Lindsey closes with a desire to see the settlement approved by the court noting that the access to knowledge afforded by the agreement exceeds any negative aspects of the deal especially if supervision is also prescribed. His final comments concludes,
With good regulation this repository of human knowledge and ideas could be kept accessible to millions at low or zero cost while ensuring the rights to knowledge and privacy set out in the Bill of Rights could be preserved for generations. What is the alternative? Forcing Google to destroy this database may delight a small number of extremely rich individuals in the Pacific Northwest, but would be one of the greatest acts of Luddite vandalism of modern time.
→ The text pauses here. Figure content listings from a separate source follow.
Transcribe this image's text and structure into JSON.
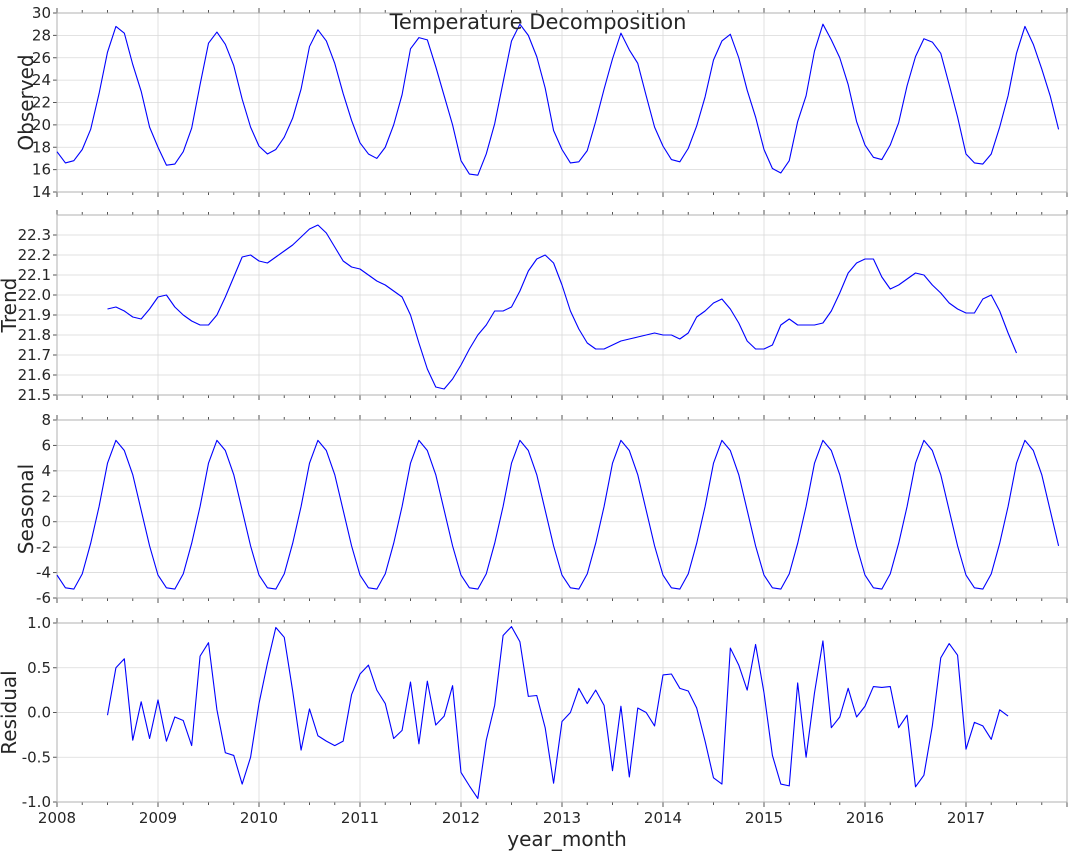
{
  "chart_data": {
    "type": "line",
    "title": "Temperature Decomposition",
    "xlabel": "year_month",
    "x_start": "2008-01",
    "x_ticks": [
      "2008",
      "2009",
      "2010",
      "2011",
      "2012",
      "2013",
      "2014",
      "2015",
      "2016",
      "2017"
    ],
    "x_range": [
      "2008-01",
      "2017-12"
    ],
    "line_color": "#0000ff",
    "grid": true,
    "panels": [
      {
        "ylabel": "Observed",
        "ylim": [
          14,
          30
        ],
        "yticks": [
          "14",
          "16",
          "18",
          "20",
          "22",
          "24",
          "26",
          "28",
          "30"
        ],
        "values": [
          17.6,
          16.6,
          16.8,
          17.8,
          19.6,
          22.8,
          26.5,
          28.8,
          28.2,
          25.4,
          23.0,
          19.8,
          18.0,
          16.4,
          16.5,
          17.6,
          19.7,
          23.6,
          27.3,
          28.3,
          27.2,
          25.3,
          22.3,
          19.8,
          18.1,
          17.4,
          17.8,
          18.9,
          20.6,
          23.2,
          27.0,
          28.5,
          27.5,
          25.5,
          22.8,
          20.4,
          18.4,
          17.4,
          17.0,
          18.0,
          20.0,
          22.7,
          26.8,
          27.8,
          27.6,
          25.2,
          22.6,
          20.0,
          16.8,
          15.6,
          15.5,
          17.4,
          20.1,
          23.8,
          27.5,
          29.0,
          28.0,
          26.1,
          23.3,
          19.5,
          17.8,
          16.6,
          16.7,
          17.7,
          20.3,
          23.2,
          25.9,
          28.2,
          26.7,
          25.5,
          22.6,
          19.8,
          18.1,
          16.9,
          16.7,
          17.9,
          19.9,
          22.5,
          25.8,
          27.5,
          28.1,
          26.0,
          23.1,
          20.7,
          17.8,
          16.1,
          15.7,
          16.8,
          20.3,
          22.6,
          26.6,
          29.0,
          27.6,
          26.0,
          23.6,
          20.3,
          18.2,
          17.1,
          16.9,
          18.2,
          20.2,
          23.5,
          26.1,
          27.7,
          27.4,
          26.4,
          23.6,
          20.7,
          17.4,
          16.6,
          16.5,
          17.4,
          19.8,
          22.6,
          26.4,
          28.8,
          27.2,
          25.0,
          22.6,
          19.6
        ]
      },
      {
        "ylabel": "Trend",
        "ylim": [
          21.5,
          22.4
        ],
        "yticks": [
          "21.5",
          "21.6",
          "21.7",
          "21.8",
          "21.9",
          "22.0",
          "22.1",
          "22.2",
          "22.3"
        ],
        "values": [
          null,
          null,
          null,
          null,
          null,
          null,
          21.93,
          21.94,
          21.92,
          21.89,
          21.88,
          21.93,
          21.99,
          22.0,
          21.94,
          21.9,
          21.87,
          21.85,
          21.85,
          21.9,
          21.99,
          22.09,
          22.19,
          22.2,
          22.17,
          22.16,
          22.19,
          22.22,
          22.25,
          22.29,
          22.33,
          22.35,
          22.31,
          22.24,
          22.17,
          22.14,
          22.13,
          22.1,
          22.07,
          22.05,
          22.02,
          21.99,
          21.9,
          21.76,
          21.63,
          21.54,
          21.53,
          21.58,
          21.65,
          21.73,
          21.8,
          21.85,
          21.92,
          21.92,
          21.94,
          22.02,
          22.12,
          22.18,
          22.2,
          22.16,
          22.05,
          21.92,
          21.83,
          21.76,
          21.73,
          21.73,
          21.75,
          21.77,
          21.78,
          21.79,
          21.8,
          21.81,
          21.8,
          21.8,
          21.78,
          21.81,
          21.89,
          21.92,
          21.96,
          21.98,
          21.93,
          21.86,
          21.77,
          21.73,
          21.73,
          21.75,
          21.85,
          21.88,
          21.85,
          21.85,
          21.85,
          21.86,
          21.92,
          22.01,
          22.11,
          22.16,
          22.18,
          22.18,
          22.09,
          22.03,
          22.05,
          22.08,
          22.11,
          22.1,
          22.05,
          22.01,
          21.96,
          21.93,
          21.91,
          21.91,
          21.98,
          22.0,
          21.92,
          21.81,
          21.71,
          null,
          null,
          null,
          null,
          null,
          null,
          null
        ]
      },
      {
        "ylabel": "Seasonal",
        "ylim": [
          -6,
          8
        ],
        "yticks": [
          "-6",
          "-4",
          "-2",
          "0",
          "2",
          "4",
          "6",
          "8"
        ],
        "values": [
          -4.2,
          -5.2,
          -5.3,
          -4.1,
          -1.7,
          1.2,
          4.6,
          6.4,
          5.6,
          3.7,
          0.9,
          -1.9,
          -4.2,
          -5.2,
          -5.3,
          -4.1,
          -1.7,
          1.2,
          4.6,
          6.4,
          5.6,
          3.7,
          0.9,
          -1.9,
          -4.2,
          -5.2,
          -5.3,
          -4.1,
          -1.7,
          1.2,
          4.6,
          6.4,
          5.6,
          3.7,
          0.9,
          -1.9,
          -4.2,
          -5.2,
          -5.3,
          -4.1,
          -1.7,
          1.2,
          4.6,
          6.4,
          5.6,
          3.7,
          0.9,
          -1.9,
          -4.2,
          -5.2,
          -5.3,
          -4.1,
          -1.7,
          1.2,
          4.6,
          6.4,
          5.6,
          3.7,
          0.9,
          -1.9,
          -4.2,
          -5.2,
          -5.3,
          -4.1,
          -1.7,
          1.2,
          4.6,
          6.4,
          5.6,
          3.7,
          0.9,
          -1.9,
          -4.2,
          -5.2,
          -5.3,
          -4.1,
          -1.7,
          1.2,
          4.6,
          6.4,
          5.6,
          3.7,
          0.9,
          -1.9,
          -4.2,
          -5.2,
          -5.3,
          -4.1,
          -1.7,
          1.2,
          4.6,
          6.4,
          5.6,
          3.7,
          0.9,
          -1.9,
          -4.2,
          -5.2,
          -5.3,
          -4.1,
          -1.7,
          1.2,
          4.6,
          6.4,
          5.6,
          3.7,
          0.9,
          -1.9,
          -4.2,
          -5.2,
          -5.3,
          -4.1,
          -1.7,
          1.2,
          4.6,
          6.4,
          5.6,
          3.7,
          0.9,
          -1.9
        ]
      },
      {
        "ylabel": "Residual",
        "ylim": [
          -1.0,
          1.0
        ],
        "yticks": [
          "-1.0",
          "-0.5",
          "0.0",
          "0.5",
          "1.0"
        ],
        "values": [
          null,
          null,
          null,
          null,
          null,
          null,
          -0.03,
          0.5,
          0.6,
          -0.31,
          0.12,
          -0.29,
          0.14,
          -0.32,
          -0.05,
          -0.09,
          -0.37,
          0.63,
          0.78,
          0.03,
          -0.45,
          -0.48,
          -0.8,
          -0.5,
          0.1,
          0.55,
          0.95,
          0.84,
          0.24,
          -0.42,
          0.04,
          -0.26,
          -0.32,
          -0.37,
          -0.32,
          0.2,
          0.43,
          0.53,
          0.25,
          0.1,
          -0.29,
          -0.2,
          0.34,
          -0.35,
          0.35,
          -0.14,
          -0.04,
          0.3,
          -0.67,
          -0.82,
          -0.96,
          -0.31,
          0.08,
          0.86,
          0.96,
          0.79,
          0.18,
          0.19,
          -0.17,
          -0.79,
          -0.1,
          0.0,
          0.27,
          0.1,
          0.25,
          0.08,
          -0.65,
          0.07,
          -0.72,
          0.05,
          0.0,
          -0.15,
          0.42,
          0.43,
          0.27,
          0.24,
          0.05,
          -0.32,
          -0.73,
          -0.8,
          0.72,
          0.53,
          0.25,
          0.76,
          0.22,
          -0.48,
          -0.8,
          -0.82,
          0.33,
          -0.5,
          0.22,
          0.8,
          -0.17,
          -0.05,
          0.27,
          -0.05,
          0.07,
          0.29,
          0.28,
          0.29,
          -0.17,
          -0.03,
          -0.83,
          -0.7,
          -0.15,
          0.61,
          0.77,
          0.64,
          -0.41,
          -0.11,
          -0.15,
          -0.3,
          0.03,
          -0.04,
          null,
          null,
          null,
          null,
          null,
          null,
          null
        ]
      }
    ]
  }
}
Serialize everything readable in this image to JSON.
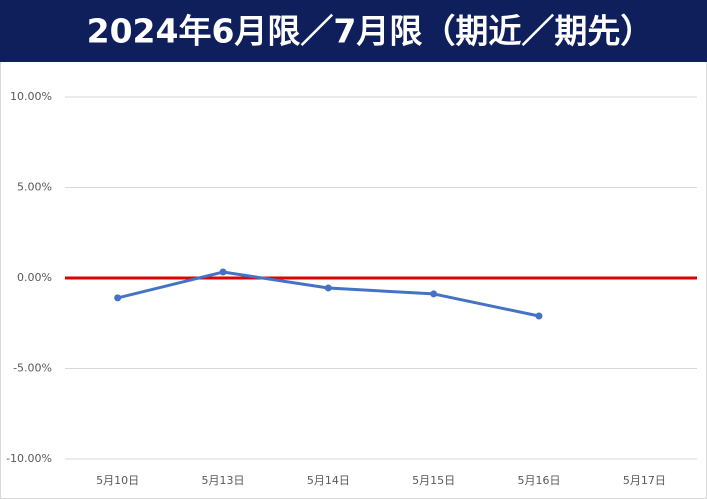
{
  "chart_data": {
    "type": "line",
    "title": "2024年6月限／7月限（期近／期先）",
    "categories": [
      "5月10日",
      "5月13日",
      "5月14日",
      "5月15日",
      "5月16日",
      "5月17日"
    ],
    "values": [
      -1.1,
      0.33,
      -0.55,
      -0.88,
      -2.1,
      null
    ],
    "color": "#4472c4",
    "ylim": [
      -10,
      10
    ],
    "yticks": [
      {
        "value": -10,
        "label": "-10.00%"
      },
      {
        "value": -5,
        "label": "-5.00%"
      },
      {
        "value": 0,
        "label": "0.00%"
      },
      {
        "value": 5,
        "label": "5.00%"
      },
      {
        "value": 10,
        "label": "10.00%"
      }
    ],
    "grid": true,
    "hline": {
      "value": 0,
      "color": "#e00000"
    }
  }
}
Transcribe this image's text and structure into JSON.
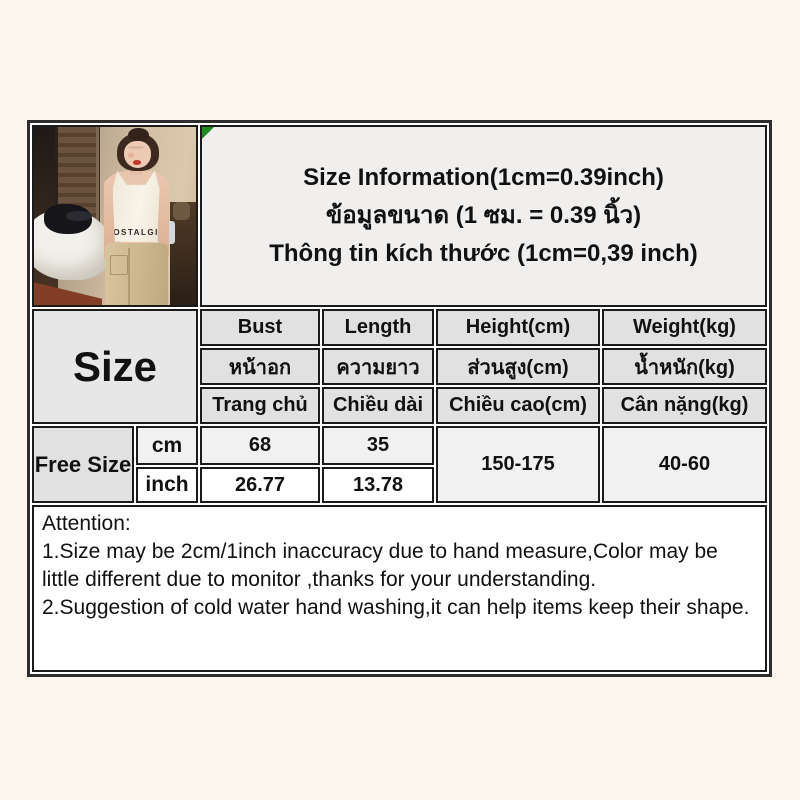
{
  "title": {
    "line_en": "Size Information(1cm=0.39inch)",
    "line_th": "ข้อมูลขนาด (1 ซม. = 0.39 นิ้ว)",
    "line_vi": "Thông tin kích thước (1cm=0,39 inch)"
  },
  "photo": {
    "shirt_text": "NOSTALGIA"
  },
  "size_table": {
    "corner_label": "Size",
    "columns": [
      {
        "en": "Bust",
        "th": "หน้าอก",
        "vi": "Trang chủ"
      },
      {
        "en": "Length",
        "th": "ความยาว",
        "vi": "Chiều dài"
      },
      {
        "en": "Height(cm)",
        "th": "ส่วนสูง(cm)",
        "vi": "Chiều cao(cm)"
      },
      {
        "en": "Weight(kg)",
        "th": "น้ำหนัก(kg)",
        "vi": "Cân nặng(kg)"
      }
    ],
    "row_label": "Free Size",
    "units": {
      "metric": "cm",
      "imperial": "inch"
    },
    "values": {
      "bust_cm": "68",
      "length_cm": "35",
      "bust_inch": "26.77",
      "length_inch": "13.78",
      "height_range": "150-175",
      "weight_range": "40-60"
    }
  },
  "attention": {
    "heading": "Attention:",
    "line1": "1.Size may be 2cm/1inch inaccuracy due to hand measure,Color may be little different due to monitor ,thanks for your understanding.",
    "line2": "2.Suggestion of cold water hand washing,it can help items keep their shape."
  },
  "colors": {
    "page_bg": "#fcf5ee",
    "cell_border": "#1b1b1b",
    "header_gray": "#e1e1e1",
    "title_bg": "#f0efee",
    "marker_green": "#1d8a1d"
  }
}
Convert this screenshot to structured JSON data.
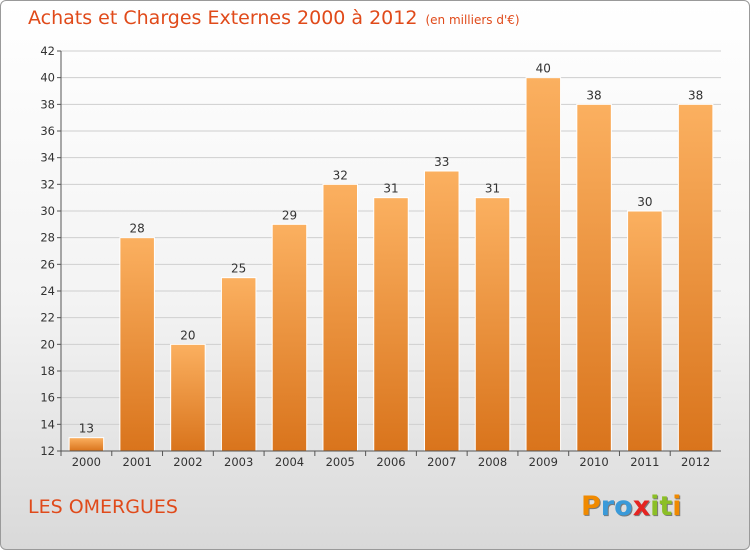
{
  "chart_data": {
    "type": "bar",
    "title": "Achats et Charges Externes 2000 à 2012",
    "unit_note": "(en milliers d'€)",
    "categories": [
      "2000",
      "2001",
      "2002",
      "2003",
      "2004",
      "2005",
      "2006",
      "2007",
      "2008",
      "2009",
      "2010",
      "2011",
      "2012"
    ],
    "values": [
      13,
      28,
      20,
      25,
      29,
      32,
      31,
      33,
      31,
      40,
      38,
      30,
      38
    ],
    "ylim": [
      12,
      42
    ],
    "yticks": [
      12,
      14,
      16,
      18,
      20,
      22,
      24,
      26,
      28,
      30,
      32,
      34,
      36,
      38,
      40,
      42
    ],
    "grid": true,
    "xlabel": "",
    "ylabel": ""
  },
  "commune": "LES OMERGUES",
  "logo": {
    "letters": [
      "P",
      "r",
      "o",
      "x",
      "i",
      "t",
      "i"
    ],
    "colors": [
      "#f08a00",
      "#3a9ad9",
      "#3a9ad9",
      "#e52421",
      "#8cbf26",
      "#8cbf26",
      "#f08a00"
    ]
  },
  "colors": {
    "title": "#e04a1a",
    "bar_light": "#fbb060",
    "bar_dark": "#d9741c",
    "grid": "#cfcfcf",
    "axis": "#555555"
  }
}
We hope the regulators will be enlightened and bold in the upcoming hearings on October 7th.

2 comments:

Inkling said...

Google seems to be attracting the same sort of people that Microsoft drew in when its troubles began. Coming from a family that stood up to the Klan and its precursors in 1860-70s Alabama, I have trouble understanding that sort of behavior. Pandering isn't one of my behavior traits.

When this paper is available, it'll be interesting see if it concedes that authors groups from Germany to New Zealand, including our own National Writers Union, have come out against this agreement. That hints that these rosy assessments of the settlement might be less than accurate.

Things are moving quickly, particularly overseas. About three weeks ago, I was contacted by Rick Shera, an Internet saavy copyright lawyer in New Zealand. Google's efforts to keep the facts about the agreement had been so complete, he'd just discovered that it applied to New Zealand writers who'd never heard of it, much less agree to it. In a mere three weeks, writers' organizations down under have accomplished quite a bit, as this story on "Online Literary Angst" in the New Zealand Herald explains:

http://www.nzherald.co.nz/technology/news/article.cfm?c_id=5&objectid=10592332&pnum=0

The Kiwis have learned quickly. That article is better than anything I've read in the U.S. press, mainstream or tech. Most reporting here is disgusting, little more than rewrites of Google press releases.

--Michael W. Perry, Seattle

Emily W. said...

@Michael W. - Your comment and the article leave out the biggest motivating factor for publishers and authors to settle: Google's fair use argument may very well hold up in court if the case were not to settle and were to go all the way through to judgment. If that were to happen, Google's scanning and display of "snippets" would be considered legal and Google would be under no obligation to pay restitution, fund the establishment of a registry, or pay authors across the board favorable royalty rates of 63% for monetization of their books. I sympathize with the overseas authors who find themselves caught up in our legal system, but you have to understand where the settlement is coming from.